WADA Calls For Russian Ban From Rio Olympics After Report Confirms ‘Unprecedented’ Doping Scheme
by LINDSAY GIBBS –
On Monday, the World Anti-Doping Agency (WADA) released the much-anticipated report on its investigation into Russia’s anti-doping efforts. The findings were damning, particularly for Russian athletes hoping to compete in the Summer Olympics in Rio in a mere 18 days.
According to the report, the Russian Ministry of Sport erased at least 312 positive doping tests between 2011 and 2015.
WADA is requesting that Russia be banned from all international competitions, including the Rio Games.
WADA commissioned Richard McLaren, a Canadian lawyer, to produce the report after Grigory Rodchenkov, the former director of Russia’s anti-doping laboratory, acted as a whistle-blower and told the Times about the extensive nature of Russia’s cheating during the Sochi Games in 2014.
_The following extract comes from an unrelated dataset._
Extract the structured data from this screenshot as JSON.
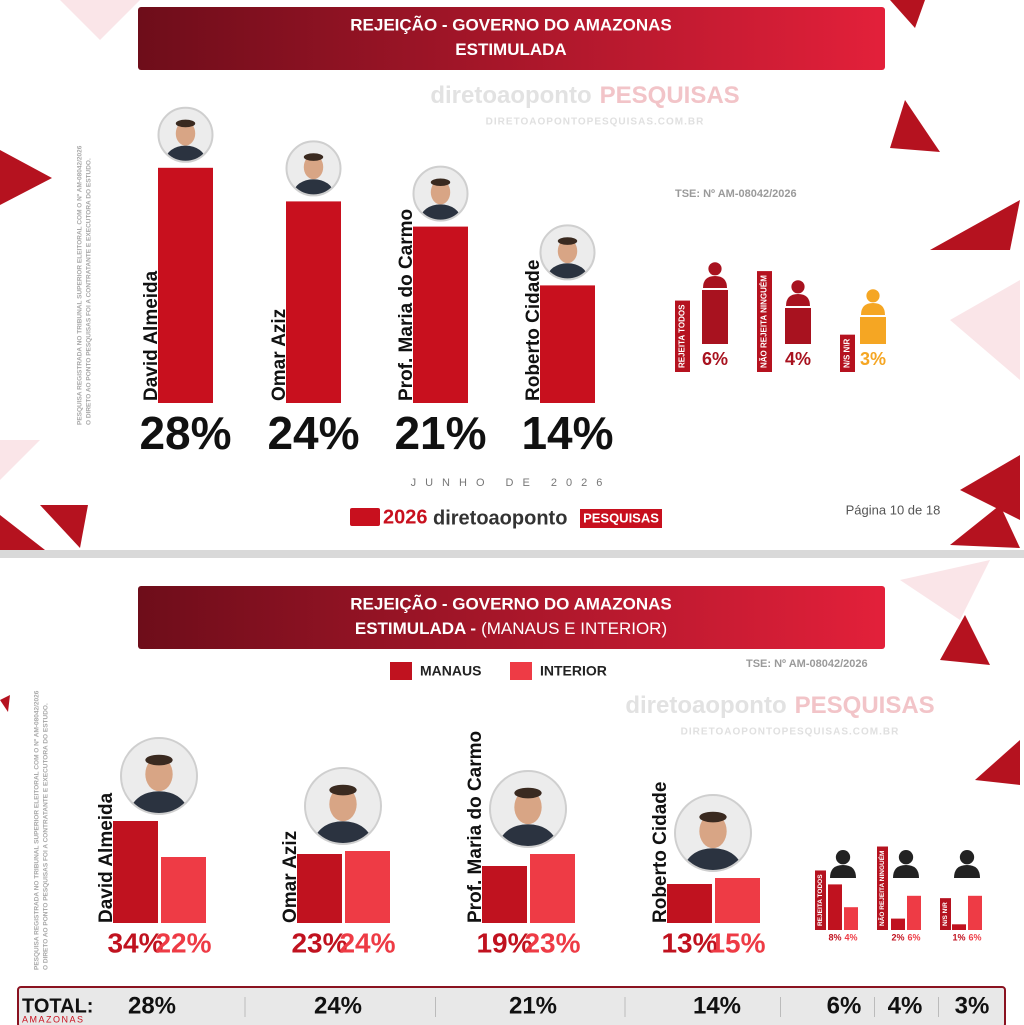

Rodchenkov told the Times that Russia’s secret service figured out how to open up sealed urine samples months before the Sochi Games began, and during the Games samples from athletes participating in the doping program were passed through a hole in the wall of the Sochi anti-doping lab so that they could be replaced with clean samples.
McLaren found evidence to confirm “beyond a reasonable doubt” that Russia’s secret service, ministry of sport, and anti-doping agency collaborated on an elaborate scheme to evade WADA’s anti-doping controls before, during, and after the 2014 Winter Olympic Games in Sochi.
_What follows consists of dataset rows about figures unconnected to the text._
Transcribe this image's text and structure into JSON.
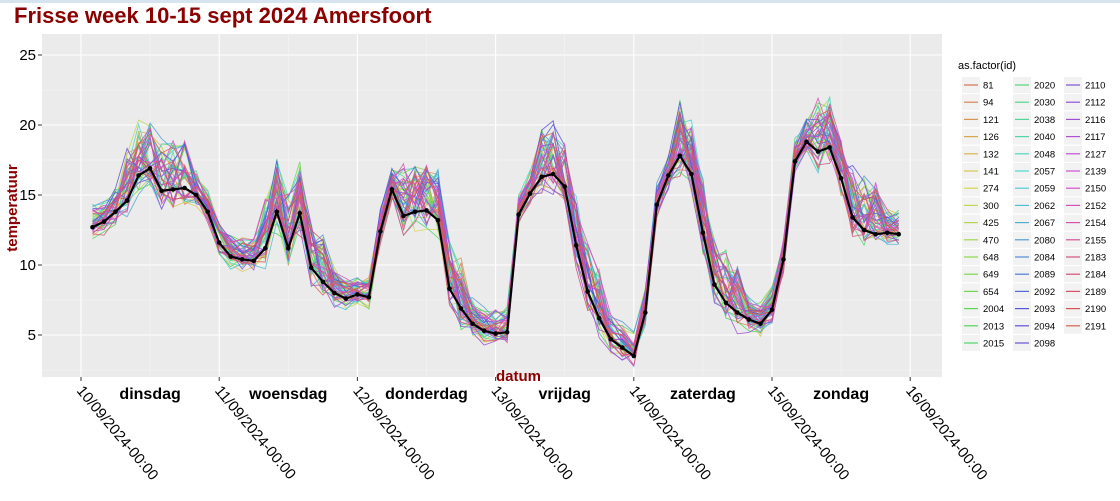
{
  "chart_data": {
    "type": "line",
    "title": "Frisse week 10-15 sept 2024 Amersfoort",
    "xlabel": "datum",
    "ylabel": "temperatuur",
    "yticks": [
      5,
      10,
      15,
      20,
      25
    ],
    "ylim": [
      2,
      26.5
    ],
    "x_ticks": [
      "10/09/2024-00:00",
      "11/09/2024-00:00",
      "12/09/2024-00:00",
      "13/09/2024-00:00",
      "14/09/2024-00:00",
      "15/09/2024-00:00",
      "16/09/2024-00:00"
    ],
    "day_labels": [
      "dinsdag",
      "woensdag",
      "donderdag",
      "vrijdag",
      "zaterdag",
      "zondag"
    ],
    "grid": true,
    "legend": {
      "title": "as.factor(id)",
      "placement": "right",
      "ids": [
        "81",
        "94",
        "121",
        "126",
        "132",
        "141",
        "274",
        "300",
        "425",
        "470",
        "648",
        "649",
        "654",
        "2004",
        "2013",
        "2015",
        "2020",
        "2030",
        "2038",
        "2040",
        "2048",
        "2057",
        "2059",
        "2062",
        "2067",
        "2080",
        "2084",
        "2089",
        "2092",
        "2093",
        "2094",
        "2098",
        "2110",
        "2112",
        "2116",
        "2117",
        "2127",
        "2139",
        "2150",
        "2152",
        "2154",
        "2155",
        "2183",
        "2184",
        "2189",
        "2190",
        "2191"
      ]
    },
    "highlight_series": {
      "x_hours": [
        2,
        4,
        6,
        8,
        10,
        12,
        14,
        16,
        18,
        20,
        22,
        24,
        26,
        28,
        30,
        32,
        34,
        36,
        38,
        40,
        42,
        44,
        46,
        48,
        50,
        52,
        54,
        56,
        58,
        60,
        62,
        64,
        66,
        68,
        70,
        72,
        74,
        76,
        78,
        80,
        82,
        84,
        86,
        88,
        90,
        92,
        94,
        96,
        98,
        100,
        102,
        104,
        106,
        108,
        110,
        112,
        114,
        116,
        118,
        120,
        122,
        124,
        126,
        128,
        130,
        132,
        134,
        136,
        138,
        140,
        142
      ],
      "y": [
        12.7,
        13.1,
        13.8,
        14.6,
        16.4,
        16.9,
        15.3,
        15.4,
        15.5,
        15.0,
        13.8,
        11.6,
        10.6,
        10.4,
        10.3,
        11.2,
        13.8,
        11.2,
        13.7,
        9.8,
        8.8,
        8.0,
        7.6,
        7.9,
        7.7,
        12.4,
        15.4,
        13.5,
        13.8,
        13.9,
        13.2,
        8.3,
        6.9,
        5.8,
        5.3,
        5.1,
        5.2,
        13.6,
        15.1,
        16.3,
        16.5,
        15.6,
        11.4,
        8.1,
        6.2,
        4.7,
        4.1,
        3.5,
        6.6,
        14.3,
        16.4,
        17.8,
        16.5,
        12.3,
        8.6,
        7.3,
        6.6,
        6.1,
        5.8,
        6.8,
        10.4,
        17.4,
        18.8,
        18.1,
        18.4,
        16.2,
        13.4,
        12.5,
        12.2,
        12.3,
        12.2
      ]
    }
  }
}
“The surprise result of the Sochi investigation was the revelation of the extent of State oversight and directed control of the Moscow laboratory in processing, and covering up urine samples of Russian athletes from virtually all sports before and after the Sochi Games,” McLaren wrote in the report.
McLaren said that in the 57 days of his investigation, his team had “secured data from hard drives, revived deleted documents, reviewed thousands of pages, conducted cyber and forensic analysis of metadata.”
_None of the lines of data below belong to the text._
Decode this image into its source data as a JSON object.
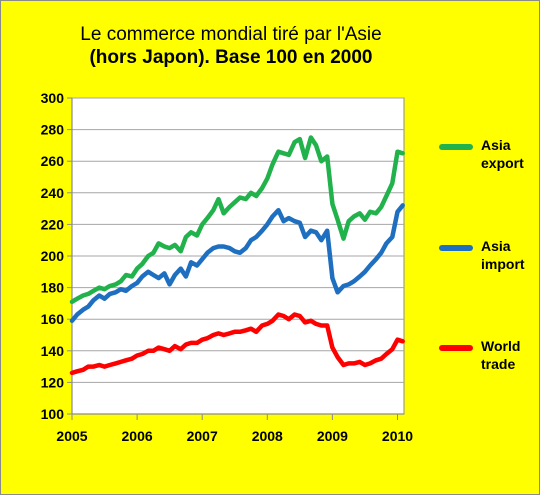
{
  "title_line1": "Le commerce mondial tiré par l'Asie",
  "title_line2": "(hors Japon). Base 100 en 2000",
  "colors": {
    "background": "#ffff00",
    "plot_background": "#ffffff",
    "axis": "#8c8c8c",
    "grid": "#a6a6a6"
  },
  "chart_data": {
    "type": "line",
    "xlabel": "",
    "ylabel": "",
    "xlim": [
      2005,
      2010.1
    ],
    "ylim": [
      100,
      300
    ],
    "x_ticks": [
      "2005",
      "2006",
      "2007",
      "2008",
      "2009",
      "2010"
    ],
    "y_ticks": [
      "100",
      "120",
      "140",
      "160",
      "180",
      "200",
      "220",
      "240",
      "260",
      "280",
      "300"
    ],
    "grid": "horizontal",
    "legend_position": "right",
    "series": [
      {
        "name": "Asia export",
        "label_lines": [
          "Asia",
          "export"
        ],
        "color": "#22b24c",
        "points": [
          [
            2005.0,
            171
          ],
          [
            2005.08,
            173
          ],
          [
            2005.17,
            175
          ],
          [
            2005.25,
            176
          ],
          [
            2005.33,
            178
          ],
          [
            2005.42,
            180
          ],
          [
            2005.5,
            179
          ],
          [
            2005.58,
            181
          ],
          [
            2005.67,
            182
          ],
          [
            2005.75,
            184
          ],
          [
            2005.83,
            188
          ],
          [
            2005.92,
            187
          ],
          [
            2006.0,
            192
          ],
          [
            2006.08,
            195
          ],
          [
            2006.17,
            200
          ],
          [
            2006.25,
            202
          ],
          [
            2006.33,
            208
          ],
          [
            2006.42,
            206
          ],
          [
            2006.5,
            205
          ],
          [
            2006.58,
            207
          ],
          [
            2006.67,
            203
          ],
          [
            2006.75,
            212
          ],
          [
            2006.83,
            215
          ],
          [
            2006.92,
            213
          ],
          [
            2007.0,
            220
          ],
          [
            2007.08,
            224
          ],
          [
            2007.17,
            229
          ],
          [
            2007.25,
            236
          ],
          [
            2007.33,
            227
          ],
          [
            2007.42,
            231
          ],
          [
            2007.5,
            234
          ],
          [
            2007.58,
            237
          ],
          [
            2007.67,
            236
          ],
          [
            2007.75,
            240
          ],
          [
            2007.83,
            238
          ],
          [
            2007.92,
            243
          ],
          [
            2008.0,
            249
          ],
          [
            2008.08,
            258
          ],
          [
            2008.17,
            266
          ],
          [
            2008.25,
            265
          ],
          [
            2008.33,
            264
          ],
          [
            2008.42,
            272
          ],
          [
            2008.5,
            274
          ],
          [
            2008.58,
            262
          ],
          [
            2008.67,
            275
          ],
          [
            2008.75,
            270
          ],
          [
            2008.83,
            260
          ],
          [
            2008.92,
            263
          ],
          [
            2009.0,
            233
          ],
          [
            2009.08,
            223
          ],
          [
            2009.17,
            211
          ],
          [
            2009.25,
            222
          ],
          [
            2009.33,
            225
          ],
          [
            2009.42,
            227
          ],
          [
            2009.5,
            223
          ],
          [
            2009.58,
            228
          ],
          [
            2009.67,
            227
          ],
          [
            2009.75,
            231
          ],
          [
            2009.83,
            238
          ],
          [
            2009.92,
            246
          ],
          [
            2010.0,
            266
          ],
          [
            2010.08,
            265
          ]
        ]
      },
      {
        "name": "Asia import",
        "label_lines": [
          "Asia",
          "import"
        ],
        "color": "#1f6fc0",
        "points": [
          [
            2005.0,
            159
          ],
          [
            2005.08,
            163
          ],
          [
            2005.17,
            166
          ],
          [
            2005.25,
            168
          ],
          [
            2005.33,
            172
          ],
          [
            2005.42,
            175
          ],
          [
            2005.5,
            173
          ],
          [
            2005.58,
            176
          ],
          [
            2005.67,
            177
          ],
          [
            2005.75,
            179
          ],
          [
            2005.83,
            178
          ],
          [
            2005.92,
            181
          ],
          [
            2006.0,
            183
          ],
          [
            2006.08,
            187
          ],
          [
            2006.17,
            190
          ],
          [
            2006.25,
            188
          ],
          [
            2006.33,
            186
          ],
          [
            2006.42,
            189
          ],
          [
            2006.5,
            182
          ],
          [
            2006.58,
            188
          ],
          [
            2006.67,
            192
          ],
          [
            2006.75,
            187
          ],
          [
            2006.83,
            196
          ],
          [
            2006.92,
            194
          ],
          [
            2007.0,
            198
          ],
          [
            2007.08,
            202
          ],
          [
            2007.17,
            205
          ],
          [
            2007.25,
            206
          ],
          [
            2007.33,
            206
          ],
          [
            2007.42,
            205
          ],
          [
            2007.5,
            203
          ],
          [
            2007.58,
            202
          ],
          [
            2007.67,
            205
          ],
          [
            2007.75,
            210
          ],
          [
            2007.83,
            212
          ],
          [
            2007.92,
            216
          ],
          [
            2008.0,
            220
          ],
          [
            2008.08,
            225
          ],
          [
            2008.17,
            229
          ],
          [
            2008.25,
            222
          ],
          [
            2008.33,
            224
          ],
          [
            2008.42,
            222
          ],
          [
            2008.5,
            221
          ],
          [
            2008.58,
            212
          ],
          [
            2008.67,
            216
          ],
          [
            2008.75,
            215
          ],
          [
            2008.83,
            210
          ],
          [
            2008.92,
            216
          ],
          [
            2009.0,
            186
          ],
          [
            2009.08,
            177
          ],
          [
            2009.17,
            181
          ],
          [
            2009.25,
            182
          ],
          [
            2009.33,
            184
          ],
          [
            2009.42,
            187
          ],
          [
            2009.5,
            190
          ],
          [
            2009.58,
            194
          ],
          [
            2009.67,
            198
          ],
          [
            2009.75,
            202
          ],
          [
            2009.83,
            208
          ],
          [
            2009.92,
            212
          ],
          [
            2010.0,
            228
          ],
          [
            2010.08,
            232
          ]
        ]
      },
      {
        "name": "World trade",
        "label_lines": [
          "World",
          "trade"
        ],
        "color": "#ff0000",
        "points": [
          [
            2005.0,
            126
          ],
          [
            2005.08,
            127
          ],
          [
            2005.17,
            128
          ],
          [
            2005.25,
            130
          ],
          [
            2005.33,
            130
          ],
          [
            2005.42,
            131
          ],
          [
            2005.5,
            130
          ],
          [
            2005.58,
            131
          ],
          [
            2005.67,
            132
          ],
          [
            2005.75,
            133
          ],
          [
            2005.83,
            134
          ],
          [
            2005.92,
            135
          ],
          [
            2006.0,
            137
          ],
          [
            2006.08,
            138
          ],
          [
            2006.17,
            140
          ],
          [
            2006.25,
            140
          ],
          [
            2006.33,
            142
          ],
          [
            2006.42,
            141
          ],
          [
            2006.5,
            140
          ],
          [
            2006.58,
            143
          ],
          [
            2006.67,
            141
          ],
          [
            2006.75,
            144
          ],
          [
            2006.83,
            145
          ],
          [
            2006.92,
            145
          ],
          [
            2007.0,
            147
          ],
          [
            2007.08,
            148
          ],
          [
            2007.17,
            150
          ],
          [
            2007.25,
            151
          ],
          [
            2007.33,
            150
          ],
          [
            2007.42,
            151
          ],
          [
            2007.5,
            152
          ],
          [
            2007.58,
            152
          ],
          [
            2007.67,
            153
          ],
          [
            2007.75,
            154
          ],
          [
            2007.83,
            152
          ],
          [
            2007.92,
            156
          ],
          [
            2008.0,
            157
          ],
          [
            2008.08,
            159
          ],
          [
            2008.17,
            163
          ],
          [
            2008.25,
            162
          ],
          [
            2008.33,
            160
          ],
          [
            2008.42,
            163
          ],
          [
            2008.5,
            162
          ],
          [
            2008.58,
            158
          ],
          [
            2008.67,
            159
          ],
          [
            2008.75,
            157
          ],
          [
            2008.83,
            156
          ],
          [
            2008.92,
            156
          ],
          [
            2009.0,
            142
          ],
          [
            2009.08,
            136
          ],
          [
            2009.17,
            131
          ],
          [
            2009.25,
            132
          ],
          [
            2009.33,
            132
          ],
          [
            2009.42,
            133
          ],
          [
            2009.5,
            131
          ],
          [
            2009.58,
            132
          ],
          [
            2009.67,
            134
          ],
          [
            2009.75,
            135
          ],
          [
            2009.83,
            138
          ],
          [
            2009.92,
            141
          ],
          [
            2010.0,
            147
          ],
          [
            2010.08,
            146
          ]
        ]
      }
    ]
  }
}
“I am unwaveringly confident in our report,” he said.
Russia’s track and field team has already been banned from Rio due to findings from a WADA report last fall detailing the systemic doping rampant in that particular team. Subsequent reports found that the International Association of Athletics Federations (IAAF) was complicit in this cover-up. Russian track and field athletes have been petitioning the International Olympic Committee for permission to compete in the Games independently.
But now that more is known about Russia’s overall doping plot, there is a call for all Russian athletes to be banned from competition in Rio.
As reported by Rebecca R. Ruiz of the New York Times, anti-doping officials from at least 10 nations and 20 athlete groups plan to ask that the entire Russian delegation be barred from the Rio Games.
“If McLaren produces clear, convincing, irrefutable evidence that there has been systemic state-sponsored doping in Russian sport, the appropriate sanction would be for the I.O.C. to ban the Russian Olympic Committee from taking a team to Rio,” said Paul Melia, Canada’s top anti-doping official, over the weekend.
On Monday, the IOC indicated that a ban was certainly a possibility.
“The findings of the report show a shocking and unprecedented attack on the integrity of sport and on the Olympic Games,” IOC President Thomas Bach said in a statement. “Therefore, the IOC will not hesitate to take the toughest sanctions available against any individual or organisation implicated.”
On Tuesday, the IOC Executive Board will have a telephone conference where the next steps will be discussed. Those “may include provisional measures and sanctions with regard to the Olympic Games Rio 2016.”